Pensar hoje os media e o jornalismo é pensar um mundo que todos os dias muda ainda mais do que o Mundo. E é pensá-lo na certeza da incerteza.

Neste tempo em que todos os poderes se ameaçam como ferozes animais mitológicos a devorarem-se no amor que fazem uns com os outros, o «quarto poder», ou, numa versão mais idealista e radical, o louvado «contrapoder» falou muito do que estava a acontecer e pouco do que lhe estava a acontecer a ele próprio.

Falar dos media, nesta época de comunicações vertiginosas e neste mundo de redes ruidosas, é falar de disseminação, dispersão, depreciação, multiplicação, proliferação. E é falar daquele caos, cujas leis são as da nossa perplexidade ansiosa perante ele.

É falar de um media-poder, um poder panóptico, descontrolado e irresponsável (também no sentido ético-jurídico), mas pululado, pulverizado, proliferado, polimerizado, potenciado e preso em redes de micropoderes, uns domesticados e outros selvagens, exercendo-se nas suas microesferas (Michel Foucault).

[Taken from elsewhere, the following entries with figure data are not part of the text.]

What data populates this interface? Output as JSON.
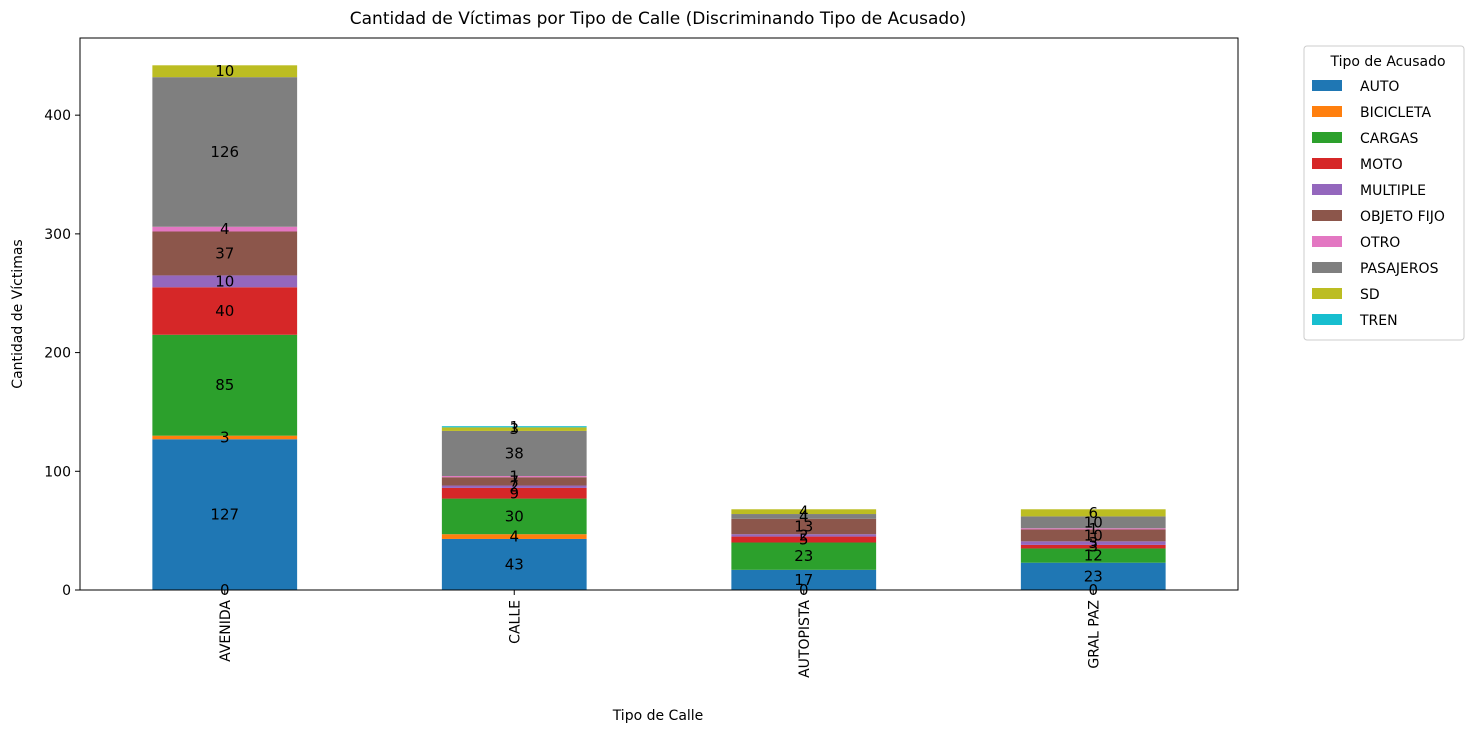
{
  "chart_data": {
    "type": "bar",
    "stacked": true,
    "title": "Cantidad de Víctimas por Tipo de Calle (Discriminando Tipo de Acusado)",
    "xlabel": "Tipo de Calle",
    "ylabel": "Cantidad de Víctimas",
    "ylim": [
      0,
      465
    ],
    "yticks": [
      0,
      100,
      200,
      300,
      400
    ],
    "grid": false,
    "legend_title": "Tipo de Acusado",
    "legend_position": "outside-top-right",
    "categories": [
      "AVENIDA",
      "CALLE",
      "AUTOPISTA",
      "GRAL PAZ"
    ],
    "series": [
      {
        "name": "AUTO",
        "color": "#1f77b4",
        "values": [
          127,
          43,
          17,
          23
        ]
      },
      {
        "name": "BICICLETA",
        "color": "#ff7f0e",
        "values": [
          3,
          4,
          0,
          0
        ]
      },
      {
        "name": "CARGAS",
        "color": "#2ca02c",
        "values": [
          85,
          30,
          23,
          12
        ]
      },
      {
        "name": "MOTO",
        "color": "#d62728",
        "values": [
          40,
          9,
          5,
          3
        ]
      },
      {
        "name": "MULTIPLE",
        "color": "#9467bd",
        "values": [
          10,
          2,
          2,
          3
        ]
      },
      {
        "name": "OBJETO FIJO",
        "color": "#8c564b",
        "values": [
          37,
          7,
          13,
          10
        ]
      },
      {
        "name": "OTRO",
        "color": "#e377c2",
        "values": [
          4,
          1,
          0,
          1
        ]
      },
      {
        "name": "PASAJEROS",
        "color": "#7f7f7f",
        "values": [
          126,
          38,
          4,
          10
        ]
      },
      {
        "name": "SD",
        "color": "#bcbd22",
        "values": [
          10,
          3,
          4,
          6
        ]
      },
      {
        "name": "TREN",
        "color": "#17becf",
        "values": [
          0,
          1,
          0,
          0
        ]
      }
    ],
    "segment_labels": [
      [
        "0",
        "3",
        "85",
        "40",
        "10",
        "37",
        "4",
        "126",
        "10",
        "127"
      ],
      [
        "43",
        "4",
        "30",
        "9",
        "2",
        "7",
        "1",
        "38",
        "3",
        "1"
      ],
      [
        "0",
        "17",
        "23",
        "5",
        "2",
        "13",
        "4",
        "4"
      ],
      [
        "0",
        "23",
        "12",
        "3",
        "3",
        "10",
        "1",
        "10",
        "6"
      ]
    ]
  }
}
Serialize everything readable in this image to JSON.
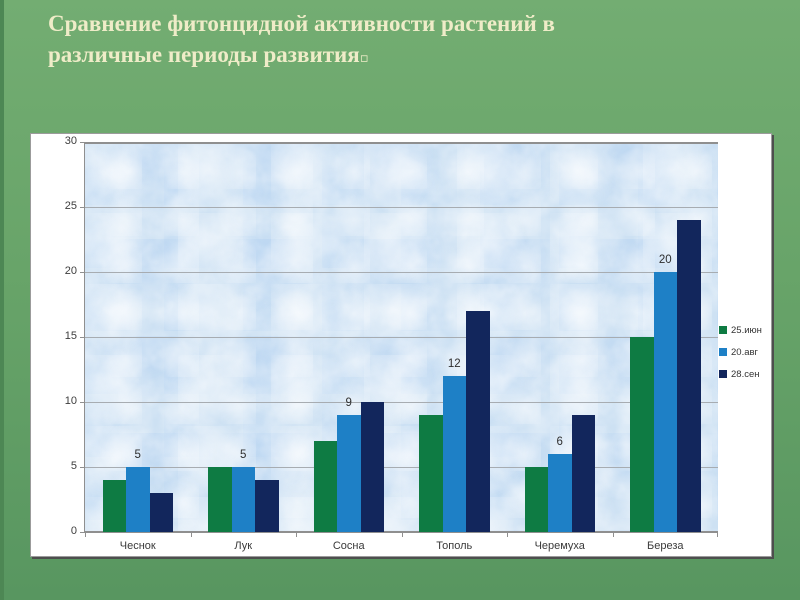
{
  "slide": {
    "title_line1": "Сравнение фитонцидной активности растений в",
    "title_line2": "различные периоды развития",
    "title_suffix": "▫"
  },
  "chart_data": {
    "type": "bar",
    "title": "Сравнение фитонцидной активности растений в различные периоды развития",
    "xlabel": "",
    "ylabel": "",
    "categories": [
      "Чеснок",
      "Лук",
      "Сосна",
      "Тополь",
      "Черемуха",
      "Береза"
    ],
    "series": [
      {
        "name": "25.июн",
        "color": "#0e7b43",
        "values": [
          4,
          5,
          7,
          9,
          5,
          15
        ]
      },
      {
        "name": "20.авг",
        "color": "#1e80c6",
        "values": [
          5,
          5,
          9,
          12,
          6,
          20
        ]
      },
      {
        "name": "28.сен",
        "color": "#12265c",
        "values": [
          3,
          4,
          10,
          17,
          9,
          24
        ]
      }
    ],
    "data_labels_series_index": 1,
    "data_labels": [
      "5",
      "5",
      "9",
      "12",
      "6",
      "20"
    ],
    "ylim": [
      0,
      30
    ],
    "yticks": [
      0,
      5,
      10,
      15,
      20,
      25,
      30
    ],
    "grid": true,
    "legend_position": "right",
    "plot_background": "#cde1f3",
    "gridline_color": "#a7acb1"
  }
}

O movente e movediço universo dos media é semelhante àquela esfera que Pascal deu ao Universo como sendo a sua mais poderosa e possível imagem e de que Jorge Luis Borges tanto gostava: «uma esfera infinita, cujo centro está em toda a parte e a circunferência em parte nenhuma».

É como se os media fossem o íman dos equívocos, das ilusões, dos logros, dos embustes e das taras do nosso tempo. Por isso, soa tão estranhamente vazio e impróprio, inútil e anacrónico, o discurso clássico e heroico que continua a falar, nas nossas democracias, da informação com um tom épico e da liberdade de imprensa com um acento lírico.

Assim, e com uma ligação iniludível e ineludível, nos parece também vão, ineficaz e levemente alucinado o tão generoso e voluntarioso, cansado e infalivelmente aplaudido discurso do antigo e grandioso humanismo iluminista sobre a liberdade e a democracia. Estes dois discursos são o verso e o reverso da moeda com que compramos a boa consciência que nos mente e faz felizes.

Não vale, porém, a pena desconhecermos ou fingir que desconhecemos o que está a acontecer. Como afirmou Sophia de Mello Breyner Andresen, num poema escrito na ditadura e que se tornou uma inscrição de resistência, recusa e protesto: «Vemos, ouvimos e lemos / Não podemos ignorar».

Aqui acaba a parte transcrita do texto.